Com as duas músicas seguintes do álbum, o funk vibrante de “ Hooked on Your Love ” e a sentimental “ Look into Your Heart ”, Franklin e Mayfield ecoaram os sentimentos da apoteótica “Something He Can Feel” com um efeito espetacular. “ I Get High ” permanece a composição mais discreta do álbum, além de um desvio óbvio do tema central do álbum: intimidade e compromisso sem reservas. Um verdadeiro destaque, Mayfield escreveu sobre uma mulher angustiada que romantizou o amor perigoso — o tipo de amor que acaba levando alguém ao abuso de substâncias — e que, então, perdeu tudo o que realmente amava. Com sua sensibilidade blues discreta, Franklin conduz a balada com profunda intensidade e crueza. Ela transmite as palavras da história de advertência de Mayfield como se a tivesse vivido ela mesma.

O álbum desemboca diretamente no funk sensual e dançante de “ Jump ”, no qual Franklin canta com entusiasmo sobre como está convencendo seu parceiro a acompanhá-la em uma nova dança que está conquistando o país. A interessante mistura de Mayfield, com seu ritmo envolvente de congas, guitarras com efeito de "chicken scratch" e linhas de baixo contagiantes, explode em exuberância e alegria. Sparkle se encerra com suas duas composições finais, “ Loving You Baby ” e “ Rock with Me ”, que reforçam a exploração do amor presente no álbum, ambas executadas com convicção e entusiasmo por Franklin.

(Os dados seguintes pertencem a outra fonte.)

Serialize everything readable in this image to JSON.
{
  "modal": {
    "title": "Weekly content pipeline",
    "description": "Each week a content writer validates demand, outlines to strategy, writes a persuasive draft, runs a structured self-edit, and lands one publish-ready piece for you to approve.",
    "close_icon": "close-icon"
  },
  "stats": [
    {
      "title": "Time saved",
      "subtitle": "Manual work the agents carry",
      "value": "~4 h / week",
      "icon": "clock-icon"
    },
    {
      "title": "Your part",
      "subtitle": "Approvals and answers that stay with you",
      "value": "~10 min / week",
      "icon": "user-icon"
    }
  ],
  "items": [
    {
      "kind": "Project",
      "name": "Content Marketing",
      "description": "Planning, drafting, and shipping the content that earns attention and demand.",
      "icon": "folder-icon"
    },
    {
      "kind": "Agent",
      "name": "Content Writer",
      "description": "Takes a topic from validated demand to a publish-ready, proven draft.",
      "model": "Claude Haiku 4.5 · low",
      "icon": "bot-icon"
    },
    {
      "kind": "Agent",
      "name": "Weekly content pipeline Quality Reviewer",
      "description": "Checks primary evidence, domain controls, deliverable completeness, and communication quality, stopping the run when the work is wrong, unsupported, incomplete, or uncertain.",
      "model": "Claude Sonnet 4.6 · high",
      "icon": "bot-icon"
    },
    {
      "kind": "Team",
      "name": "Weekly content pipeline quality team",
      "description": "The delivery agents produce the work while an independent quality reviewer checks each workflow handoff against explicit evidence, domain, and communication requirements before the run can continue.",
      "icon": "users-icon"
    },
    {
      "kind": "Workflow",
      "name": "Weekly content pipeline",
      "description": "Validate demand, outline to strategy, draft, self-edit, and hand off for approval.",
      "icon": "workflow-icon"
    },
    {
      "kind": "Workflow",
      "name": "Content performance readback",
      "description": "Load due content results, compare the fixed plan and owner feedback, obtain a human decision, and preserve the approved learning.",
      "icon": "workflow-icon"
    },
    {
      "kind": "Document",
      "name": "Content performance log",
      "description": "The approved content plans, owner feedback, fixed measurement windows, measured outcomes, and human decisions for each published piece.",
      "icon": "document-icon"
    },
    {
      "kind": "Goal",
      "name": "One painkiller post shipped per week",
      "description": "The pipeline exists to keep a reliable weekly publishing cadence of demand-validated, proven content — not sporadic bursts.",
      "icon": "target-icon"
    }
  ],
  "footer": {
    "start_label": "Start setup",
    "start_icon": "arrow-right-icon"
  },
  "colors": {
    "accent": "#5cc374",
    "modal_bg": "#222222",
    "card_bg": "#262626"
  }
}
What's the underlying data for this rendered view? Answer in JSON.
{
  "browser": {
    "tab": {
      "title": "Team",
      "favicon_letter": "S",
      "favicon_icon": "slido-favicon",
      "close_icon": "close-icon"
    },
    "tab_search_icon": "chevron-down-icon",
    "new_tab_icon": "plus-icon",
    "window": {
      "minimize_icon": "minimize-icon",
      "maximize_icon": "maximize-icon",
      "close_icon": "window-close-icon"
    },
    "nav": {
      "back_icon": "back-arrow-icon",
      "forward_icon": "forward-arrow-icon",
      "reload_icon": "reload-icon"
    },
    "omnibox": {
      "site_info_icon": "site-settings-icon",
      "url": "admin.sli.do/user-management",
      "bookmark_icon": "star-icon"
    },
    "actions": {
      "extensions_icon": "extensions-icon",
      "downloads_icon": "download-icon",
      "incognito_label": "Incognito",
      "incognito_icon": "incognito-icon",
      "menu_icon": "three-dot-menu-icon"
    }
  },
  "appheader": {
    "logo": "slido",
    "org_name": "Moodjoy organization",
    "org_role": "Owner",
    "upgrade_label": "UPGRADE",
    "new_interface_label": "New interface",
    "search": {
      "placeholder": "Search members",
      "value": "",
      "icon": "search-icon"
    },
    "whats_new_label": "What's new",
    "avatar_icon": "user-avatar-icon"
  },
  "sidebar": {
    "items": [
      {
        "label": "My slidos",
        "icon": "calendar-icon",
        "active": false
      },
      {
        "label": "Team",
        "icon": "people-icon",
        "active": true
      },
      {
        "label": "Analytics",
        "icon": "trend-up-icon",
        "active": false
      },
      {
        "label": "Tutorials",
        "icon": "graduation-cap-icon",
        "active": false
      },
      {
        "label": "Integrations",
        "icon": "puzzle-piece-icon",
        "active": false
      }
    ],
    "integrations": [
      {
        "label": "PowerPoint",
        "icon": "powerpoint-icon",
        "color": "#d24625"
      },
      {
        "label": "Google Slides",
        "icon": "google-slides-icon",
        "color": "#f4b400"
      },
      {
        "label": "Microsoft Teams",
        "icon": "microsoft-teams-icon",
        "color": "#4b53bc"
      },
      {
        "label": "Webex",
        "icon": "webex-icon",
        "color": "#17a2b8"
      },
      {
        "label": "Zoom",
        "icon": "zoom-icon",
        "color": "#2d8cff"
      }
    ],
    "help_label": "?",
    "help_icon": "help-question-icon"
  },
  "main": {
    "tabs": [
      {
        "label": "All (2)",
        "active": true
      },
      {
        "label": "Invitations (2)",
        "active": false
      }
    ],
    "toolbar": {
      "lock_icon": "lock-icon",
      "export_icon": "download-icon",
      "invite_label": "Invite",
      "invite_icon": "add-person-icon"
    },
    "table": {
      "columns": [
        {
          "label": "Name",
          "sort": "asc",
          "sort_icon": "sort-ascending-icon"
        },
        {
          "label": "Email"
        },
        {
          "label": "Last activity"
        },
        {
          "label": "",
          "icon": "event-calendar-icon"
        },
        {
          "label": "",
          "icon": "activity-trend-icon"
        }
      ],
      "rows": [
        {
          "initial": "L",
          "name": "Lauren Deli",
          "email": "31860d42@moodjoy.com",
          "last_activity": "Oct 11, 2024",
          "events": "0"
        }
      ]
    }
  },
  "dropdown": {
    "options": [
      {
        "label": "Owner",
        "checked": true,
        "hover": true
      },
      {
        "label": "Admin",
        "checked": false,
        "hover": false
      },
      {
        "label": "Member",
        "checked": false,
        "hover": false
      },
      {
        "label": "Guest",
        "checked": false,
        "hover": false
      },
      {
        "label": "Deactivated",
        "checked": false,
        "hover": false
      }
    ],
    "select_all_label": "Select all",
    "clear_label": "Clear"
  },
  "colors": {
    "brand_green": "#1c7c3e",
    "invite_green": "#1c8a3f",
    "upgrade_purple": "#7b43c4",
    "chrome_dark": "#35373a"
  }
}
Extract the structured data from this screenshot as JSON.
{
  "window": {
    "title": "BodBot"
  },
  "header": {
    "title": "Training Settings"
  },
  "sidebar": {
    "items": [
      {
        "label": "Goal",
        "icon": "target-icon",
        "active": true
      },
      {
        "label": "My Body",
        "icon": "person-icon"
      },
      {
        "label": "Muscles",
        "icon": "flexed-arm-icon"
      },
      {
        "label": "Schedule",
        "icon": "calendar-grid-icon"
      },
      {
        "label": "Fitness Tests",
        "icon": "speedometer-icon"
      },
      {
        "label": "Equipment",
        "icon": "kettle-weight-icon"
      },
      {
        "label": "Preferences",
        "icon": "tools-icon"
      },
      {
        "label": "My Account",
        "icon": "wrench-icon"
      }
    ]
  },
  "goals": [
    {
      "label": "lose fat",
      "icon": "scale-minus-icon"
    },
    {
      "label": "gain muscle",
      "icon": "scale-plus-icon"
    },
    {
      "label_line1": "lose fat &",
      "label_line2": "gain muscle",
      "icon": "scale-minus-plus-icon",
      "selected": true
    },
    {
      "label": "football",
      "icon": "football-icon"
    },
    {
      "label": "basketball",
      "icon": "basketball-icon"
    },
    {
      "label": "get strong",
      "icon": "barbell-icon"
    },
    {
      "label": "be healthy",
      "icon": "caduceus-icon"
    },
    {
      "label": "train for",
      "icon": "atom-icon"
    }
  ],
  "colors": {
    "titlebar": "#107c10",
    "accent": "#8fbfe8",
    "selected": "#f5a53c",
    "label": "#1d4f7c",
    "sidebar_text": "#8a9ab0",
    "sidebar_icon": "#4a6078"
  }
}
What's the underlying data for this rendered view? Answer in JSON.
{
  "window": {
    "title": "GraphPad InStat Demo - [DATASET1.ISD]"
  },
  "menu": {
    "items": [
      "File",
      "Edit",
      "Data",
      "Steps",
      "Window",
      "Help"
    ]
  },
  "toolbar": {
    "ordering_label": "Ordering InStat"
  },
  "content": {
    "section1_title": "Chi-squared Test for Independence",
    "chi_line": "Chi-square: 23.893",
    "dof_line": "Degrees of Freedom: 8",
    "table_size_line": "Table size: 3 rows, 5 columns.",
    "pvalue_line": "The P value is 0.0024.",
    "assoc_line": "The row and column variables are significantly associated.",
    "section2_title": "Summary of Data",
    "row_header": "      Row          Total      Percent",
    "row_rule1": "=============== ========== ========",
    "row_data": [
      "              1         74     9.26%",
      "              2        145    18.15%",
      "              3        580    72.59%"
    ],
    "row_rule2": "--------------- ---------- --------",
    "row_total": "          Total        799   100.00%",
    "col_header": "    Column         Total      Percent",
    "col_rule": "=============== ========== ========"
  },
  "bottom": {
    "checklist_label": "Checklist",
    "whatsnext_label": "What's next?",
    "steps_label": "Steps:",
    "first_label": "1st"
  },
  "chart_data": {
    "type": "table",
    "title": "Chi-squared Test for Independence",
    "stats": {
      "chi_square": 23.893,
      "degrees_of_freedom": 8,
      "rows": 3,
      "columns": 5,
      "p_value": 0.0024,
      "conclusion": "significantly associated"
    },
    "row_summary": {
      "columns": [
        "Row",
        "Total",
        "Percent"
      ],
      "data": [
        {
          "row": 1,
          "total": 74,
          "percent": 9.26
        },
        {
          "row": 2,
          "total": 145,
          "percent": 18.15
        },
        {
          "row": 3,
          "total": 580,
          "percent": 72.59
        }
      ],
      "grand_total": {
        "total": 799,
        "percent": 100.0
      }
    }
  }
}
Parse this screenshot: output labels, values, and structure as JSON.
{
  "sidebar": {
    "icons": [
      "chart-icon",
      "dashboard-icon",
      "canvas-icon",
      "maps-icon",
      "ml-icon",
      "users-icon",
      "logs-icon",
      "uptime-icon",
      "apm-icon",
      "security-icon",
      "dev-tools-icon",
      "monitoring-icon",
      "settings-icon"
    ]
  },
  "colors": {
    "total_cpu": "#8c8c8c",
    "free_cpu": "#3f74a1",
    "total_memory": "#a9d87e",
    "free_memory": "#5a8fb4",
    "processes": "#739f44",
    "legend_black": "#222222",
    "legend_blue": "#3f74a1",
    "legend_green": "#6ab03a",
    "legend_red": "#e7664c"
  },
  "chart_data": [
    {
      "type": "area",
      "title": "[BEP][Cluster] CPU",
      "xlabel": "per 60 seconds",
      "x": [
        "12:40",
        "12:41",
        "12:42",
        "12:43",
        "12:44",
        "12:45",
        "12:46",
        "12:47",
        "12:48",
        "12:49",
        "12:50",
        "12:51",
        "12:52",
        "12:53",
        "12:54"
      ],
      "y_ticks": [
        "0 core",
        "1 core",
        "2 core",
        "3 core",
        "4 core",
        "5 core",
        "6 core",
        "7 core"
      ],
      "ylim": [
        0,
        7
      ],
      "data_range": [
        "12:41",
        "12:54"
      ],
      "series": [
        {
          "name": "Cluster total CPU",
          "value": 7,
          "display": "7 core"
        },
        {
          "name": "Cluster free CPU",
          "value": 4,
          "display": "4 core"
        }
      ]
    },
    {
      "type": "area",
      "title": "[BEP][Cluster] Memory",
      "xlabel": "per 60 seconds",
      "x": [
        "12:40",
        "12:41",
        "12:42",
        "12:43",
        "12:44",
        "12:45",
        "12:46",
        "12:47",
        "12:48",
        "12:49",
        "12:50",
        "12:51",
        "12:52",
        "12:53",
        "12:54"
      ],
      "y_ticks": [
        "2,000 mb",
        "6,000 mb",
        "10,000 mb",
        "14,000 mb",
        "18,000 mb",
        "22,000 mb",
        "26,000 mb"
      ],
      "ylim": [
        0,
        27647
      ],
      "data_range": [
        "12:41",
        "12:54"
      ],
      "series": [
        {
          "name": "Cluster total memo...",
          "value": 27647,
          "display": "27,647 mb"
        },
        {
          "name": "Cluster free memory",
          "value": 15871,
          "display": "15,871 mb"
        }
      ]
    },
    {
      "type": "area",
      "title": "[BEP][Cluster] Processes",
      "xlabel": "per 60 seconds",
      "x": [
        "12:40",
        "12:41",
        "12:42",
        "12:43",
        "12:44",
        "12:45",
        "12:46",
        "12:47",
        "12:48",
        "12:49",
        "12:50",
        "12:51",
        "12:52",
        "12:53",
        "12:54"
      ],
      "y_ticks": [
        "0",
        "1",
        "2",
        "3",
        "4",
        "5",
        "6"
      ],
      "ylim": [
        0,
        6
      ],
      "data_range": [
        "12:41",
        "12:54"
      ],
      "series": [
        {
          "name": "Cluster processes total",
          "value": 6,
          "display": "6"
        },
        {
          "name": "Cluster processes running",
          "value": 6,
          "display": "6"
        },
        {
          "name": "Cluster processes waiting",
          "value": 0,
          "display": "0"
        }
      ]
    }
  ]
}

Sem dúvida, o público aclamou a beleza estonteante dessa parceria clássica entre Franklin e Mayfield, com Sparkle alcançando o primeiro lugar na parada de álbuns de soul da Billboard e o décimo oitavo lugar na parada principal de álbuns da Billboard em 1976. Eventualmente, vendeu mais de 500.000 cópias, conquistando o disco de ouro no mesmo ano. A recepção da crítica também foi extremamente positiva. Robert Palmer, da Rolling Stone , escreveu em uma resenha de agosto de 1976 : “ Sparkle , que consiste nas músicas de Mayfield para o filme de mesmo nome e algumas composições originais adicionais, poderia facilmente ter sido um golpe baixo, um desvio momentâneo do mainstream na carreira de Aretha Franklin. Em vez disso, é o seu álbum mais consistentemente empolgante em muito tempo.”

O sucesso estrondoso de Sparkle proporcionou a Franklin o retorno triunfal que ela tanto almejava; contudo, sua viabilidade comercial representa apenas parte da história maior do álbum. Pessoalmente, acredito que Sparkle alcançou seu maior sucesso por sua riqueza musical e cultural. Mayfield e Franklin se apoiaram na autenticidade da visão do gospel negro para criar uma obra-prima indispensável, com raízes profundas no gospel, que perdurará por gerações. Mesmo tendo se reunido novamente em 1978 para o álbum Almighty Fire , que alcançou patamares artísticos ainda maiores, Sparkle continua brilhando intensamente quarenta e cinco anos depois.